COSIS ist ein Bündnis von neun Inselstaaten, die wegen Stürmen und steigendem Meeresspiegel besonders durch die Klimaerhitzung bedroht sind (u.a. Antigua, Tuvalu, Palau, Vanuatu, St. Lucia, Bahamas).
Der ISGH betont die Verpflichtung der Vertragsstaaten des Seerechtsübereinkommens der UNO, alle erforderlichen Maßnahmen zu ergreifen, um die Meeresverschmutzung durch Treibhausgasemissionen zu verhindern, zu verringern und zu kontrollieren. Angesichts des schweren Risikos einer schwerwiegenden und irreversiblen Schädigung der Meeresumwelt sei die Sorgfaltspflicht besonders gross.
Das Gericht leitet seine Feststellungen, u.a. Verpflichtungen zu mehr Sorgfalt bei Emissionsreduktionen und internationaler Zusammenarbeit zur Begrenzung der Erderhitzung auf 1,5 °C, aus dem internationalen Seerecht ab – unabhängig vom Pariser Klima-Abkommen.

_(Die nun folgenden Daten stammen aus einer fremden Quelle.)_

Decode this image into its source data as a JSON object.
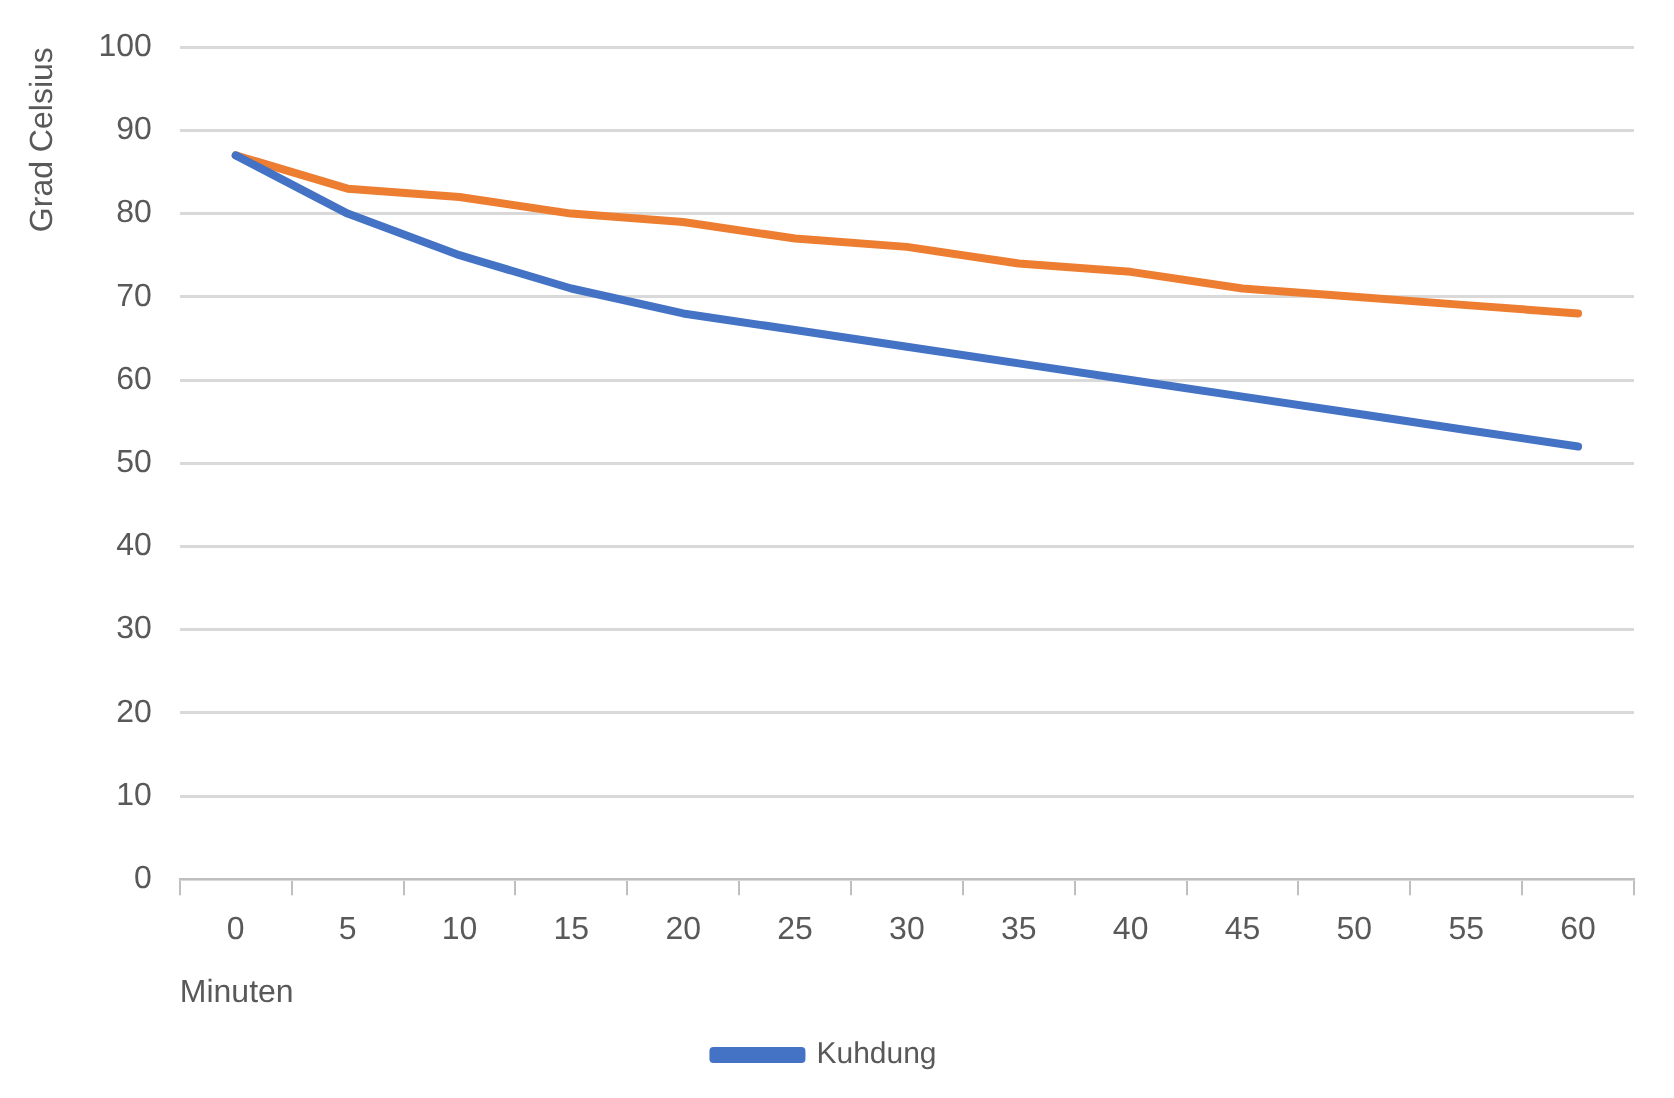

Das ISGH-Gutachten ist an sich nicht bindend. Es eröffnet jedoch bedrohten Inselstaaten die Möglichkeit für Schadensersatzprozesse.
Das Verbot der Meeresverschmutzung durch die Emission von Treibhausgasen ist verbindliches Gesetz (!) und somit bindender als das Klimaabkommen von Paris. Letzteres ist eine Absichtserklärung, die Klimaerwärmung auf ein bestimmtes Limit zu begrenzen. Es überlässt es jedoch den einzelnen Staaten, wie sie zu diesem Ziel beitragen wollen.